In our study on 32 patients with TMJ internal derangement, clinical diagnosis of acute closed lock was made. The diagnosis was made based on a detailed case history, clinical examination and use of radiograph (OPG) to rule out any bony pathology. Almost all the patients reported with sudden pain and difficulty in mouth opening over a period of 1 to 2 months.

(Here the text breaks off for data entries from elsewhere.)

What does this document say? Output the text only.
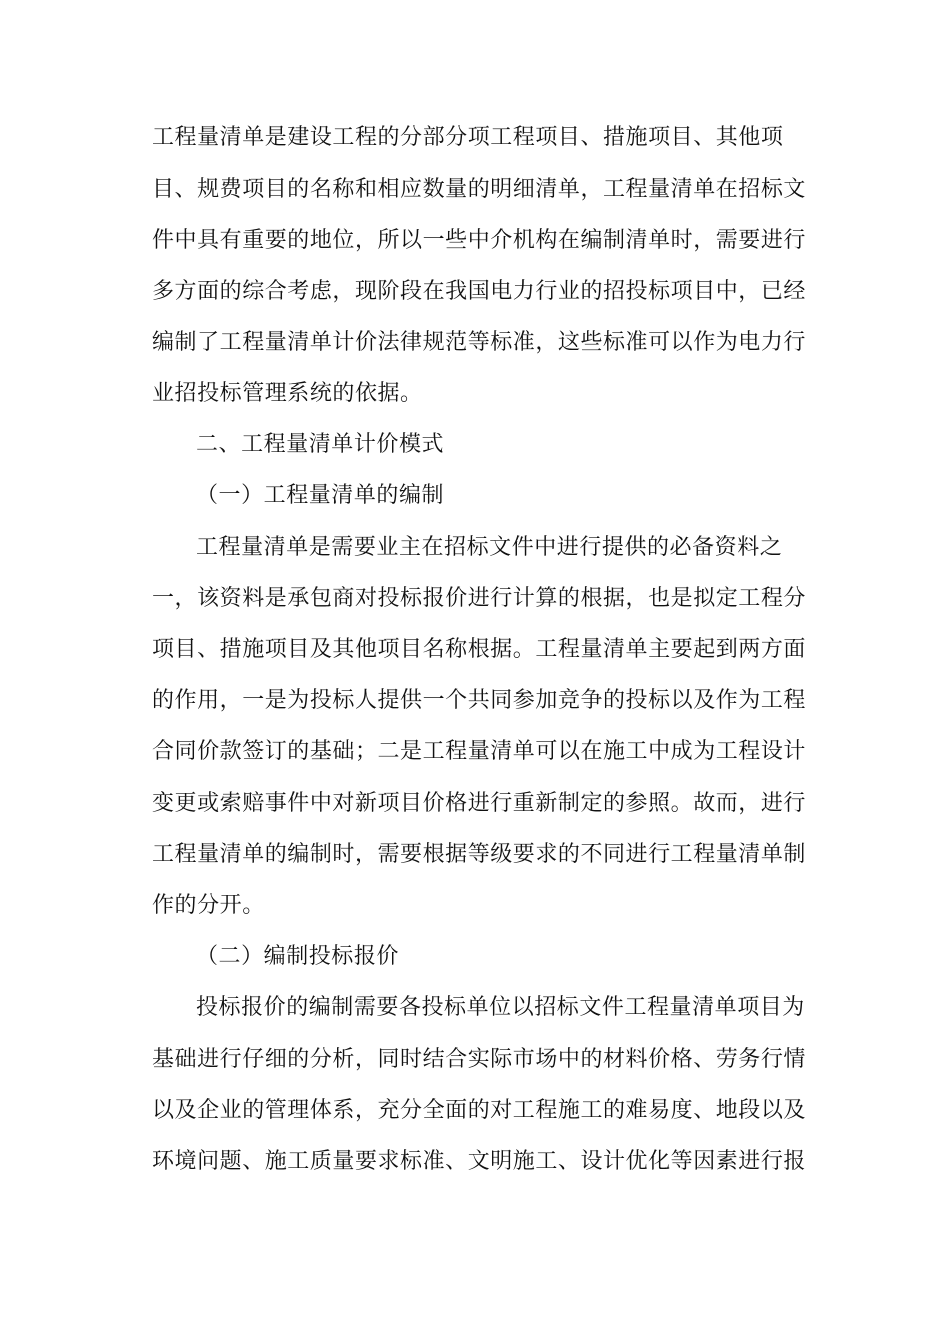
工程量清单是建设工程的分部分项工程项目、措施项目、其他项
目、规费项目的名称和相应数量的明细清单，工程量清单在招标文
件中具有重要的地位，所以一些中介机构在编制清单时，需要进行
多方面的综合考虑，现阶段在我国电力行业的招投标项目中，已经
编制了工程量清单计价法律规范等标准，这些标准可以作为电力行
业招投标管理系统的依据。
二、工程量清单计价模式
（一）工程量清单的编制
工程量清单是需要业主在招标文件中进行提供的必备资料之
一，该资料是承包商对投标报价进行计算的根据，也是拟定工程分
项目、措施项目及其他项目名称根据。工程量清单主要起到两方面
的作用，一是为投标人提供一个共同参加竞争的投标以及作为工程
合同价款签订的基础；二是工程量清单可以在施工中成为工程设计
变更或索赔事件中对新项目价格进行重新制定的参照。故而，进行
工程量清单的编制时，需要根据等级要求的不同进行工程量清单制
作的分开。
（二）编制投标报价
投标报价的编制需要各投标单位以招标文件工程量清单项目为
基础进行仔细的分析，同时结合实际市场中的材料价格、劳务行情
以及企业的管理体系，充分全面的对工程施工的难易度、地段以及
环境问题、施工质量要求标准、文明施工、设计优化等因素进行报
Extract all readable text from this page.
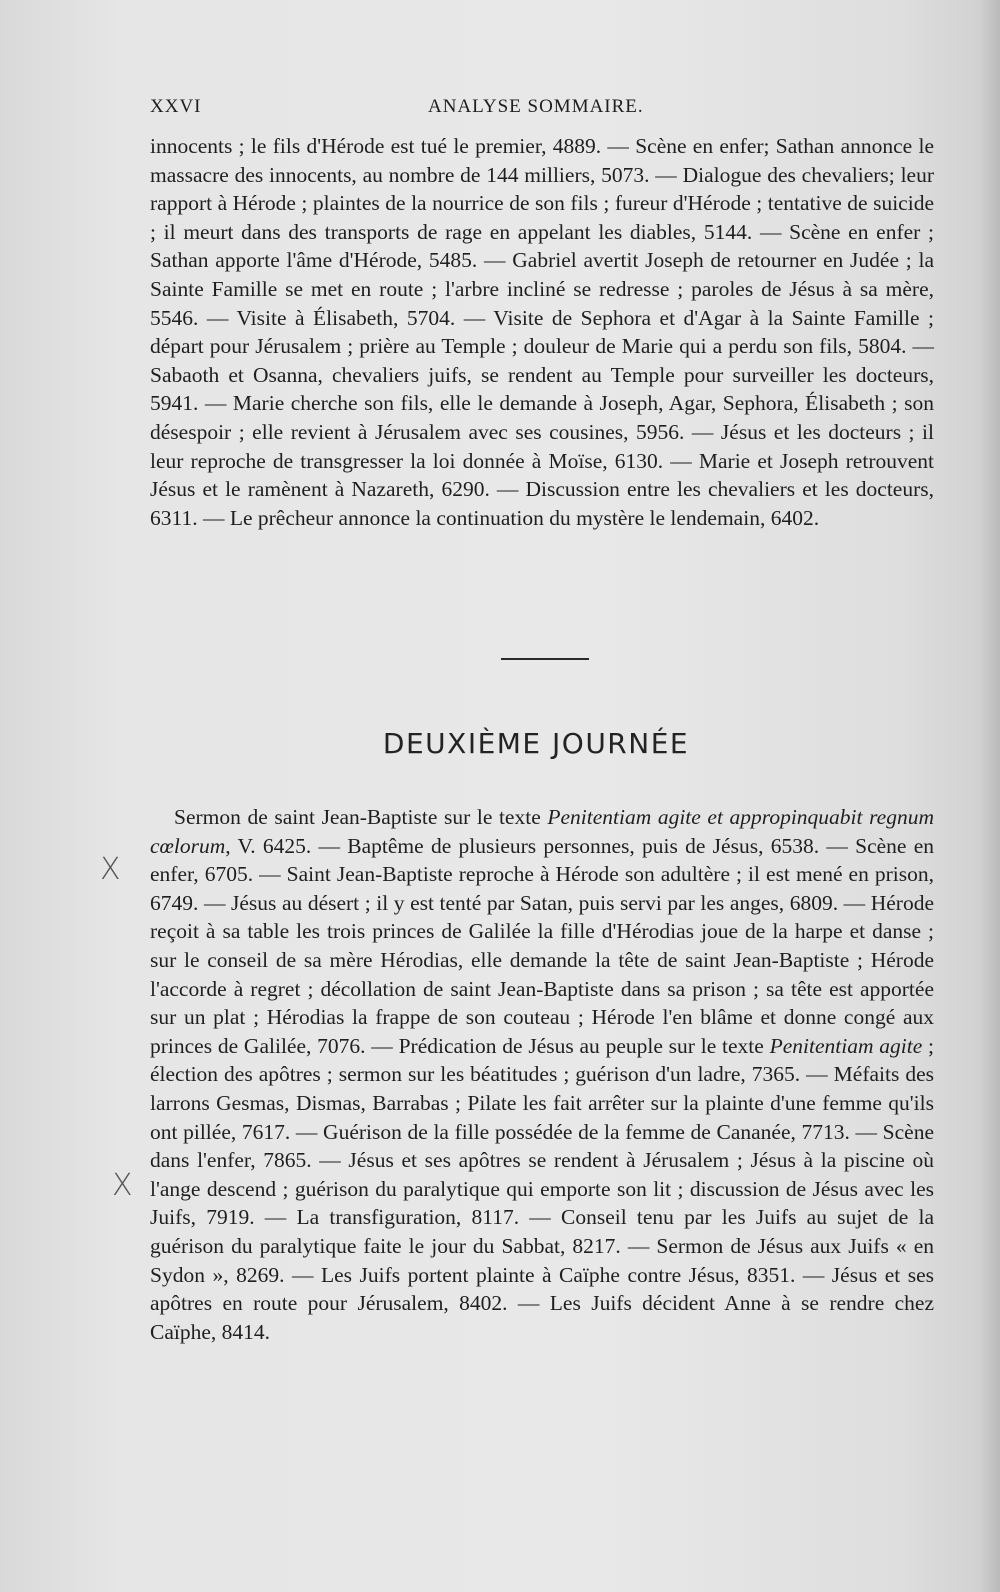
XXVI	ANALYSE SOMMAIRE.

innocents ; le fils d'Hérode est tué le premier, 4889. — Scène en enfer; Sathan annonce le massacre des innocents, au nombre de 144 milliers, 5073. — Dialogue des chevaliers; leur rapport à Hérode ; plaintes de la nourrice de son fils ; fureur d'Hérode ; tentative de suicide ; il meurt dans des transports de rage en appelant les diables, 5144. — Scène en enfer ; Sathan apporte l'âme d'Hérode, 5485. — Gabriel avertit Joseph de retourner en Judée ; la Sainte Famille se met en route ; l'arbre incliné se redresse ; paroles de Jésus à sa mère, 5546. — Visite à Élisabeth, 5704. — Visite de Sephora et d'Agar à la Sainte Famille ; départ pour Jérusalem ; prière au Temple ; douleur de Marie qui a perdu son fils, 5804. — Sabaoth et Osanna, chevaliers juifs, se rendent au Temple pour surveiller les docteurs, 5941. — Marie cherche son fils, elle le demande à Joseph, Agar, Sephora, Élisabeth ; son désespoir ; elle revient à Jérusalem avec ses cousines, 5956. — Jésus et les docteurs ; il leur reproche de transgresser la loi donnée à Moïse, 6130. — Marie et Joseph retrouvent Jésus et le ramènent à Nazareth, 6290. — Discussion entre les chevaliers et les docteurs, 6311. — Le prêcheur annonce la continuation du mystère le lendemain, 6402.

DEUXIÈME JOURNÉE

Sermon de saint Jean-Baptiste sur le texte Penitentiam agite et appropinquabit regnum cœlorum, V. 6425. — Baptême de plusieurs personnes, puis de Jésus, 6538. — Scène en enfer, 6705. — Saint Jean-Baptiste reproche à Hérode son adultère ; il est mené en prison, 6749. — Jésus au désert ; il y est tenté par Satan, puis servi par les anges, 6809. — Hérode reçoit à sa table les trois princes de Galilée la fille d'Hérodias joue de la harpe et danse ; sur le conseil de sa mère Hérodias, elle demande la tête de saint Jean-Baptiste ; Hérode l'accorde à regret ; décollation de saint Jean-Baptiste dans sa prison ; sa tête est apportée sur un plat ; Hérodias la frappe de son couteau ; Hérode l'en blâme et donne congé aux princes de Galilée, 7076. — Prédication de Jésus au peuple sur le texte Penitentiam agite ; élection des apôtres ; sermon sur les béatitudes ; guérison d'un ladre, 7365. — Méfaits des larrons Gesmas, Dismas, Barrabas ; Pilate les fait arrêter sur la plainte d'une femme qu'ils ont pillée, 7617. — Guérison de la fille possédée de la femme de Cananée, 7713. — Scène dans l'enfer, 7865. — Jésus et ses apôtres se rendent à Jérusalem ; Jésus à la piscine où l'ange descend ; guérison du paralytique qui emporte son lit ; discussion de Jésus avec les Juifs, 7919. — La transfiguration, 8117. — Conseil tenu par les Juifs au sujet de la guérison du paralytique faite le jour du Sabbat, 8217. — Sermon de Jésus aux Juifs « en Sydon », 8269. — Les Juifs portent plainte à Caïphe contre Jésus, 8351. — Jésus et ses apôtres en route pour Jérusalem, 8402. — Les Juifs décident Anne à se rendre chez Caïphe, 8414.

X
X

We achieved very good results in all 32 patients with immediate improvement in mouth opening (Fig. 4a) and pain relief (<2 weeks post procedure) (Fig. 4b) which corroborates with the findings of Nitzan et al. [6]. All patients were counseled and advised isometric jaw exercises after the procedure. In a period of 1 week to 1 month jaw function also improved considerably (Fig. 4c). All patients were followed up at intervals of 1, 3 weeks, 3 and 6 months after the procedure for evaluation. Except for the 2 patients mentioned earlier all the 30 patients were quite happy with the improvement with emphasis on pain (Fig. 4b), mouth opening (Fig. 4a) and jaw function (Fig. 4c). Therefore at the end of the 6 month follow up period we had successfully treated 30 patients reported with acute closed lock of the TMJ, with a success rate of 93.75%.

Fig. 4.

Fig. 4

a Maximum mandibular opening. b Pain. c Jaw function

Arthrocentesis has become a viable alternative to arthrotomy and other arthroscopic invasive procedures under general anaesthesia for certain conditions involving the TMJ particularly for the treatment of acute closed lock. It seems to be very effective in eliminating symptoms of TMJ pain and restoring mandibular function. However, further long-term evaluation is required to arrive at a definitive conclusion. In our experience, we found arthrocentesis to be a very useful procedure for the treatment of acute closed lock of the TMJ, as it is a very minimally invasive, cost effective technique with very low morbidity. However for the success of the treatment patient cooperation is of paramount importance.

Summary and Conclusion

This study was conducted in the division of Oral and Maxillofacial Surgery, Meenakshi Ammal Dental College and Hospital. 32 cases of acute closed lock of the TMJ were chosen and symptomatically treated by arthrocentesis and lavage. The results obtained have been fairly gratifying.

The merits and demerits of this procedure have been discussed.

Based on the study the following conclusion was made.

  1. This is a simple technique, which can be carried out on an outpatient basis.

  2. Less invasive, hence easily acceptable to the patients.

  3. Cost effective.

  4. Low morbidity.

  5. Highly effective in treatment of acute closed lock patients.

  6. Procedure may be repeated if necessary.

  7. It may be tried before arthrotomy in cases of internal derangement.

However, a long-term follow up and evaluation is required to arrive at a statistically definitive conclusion.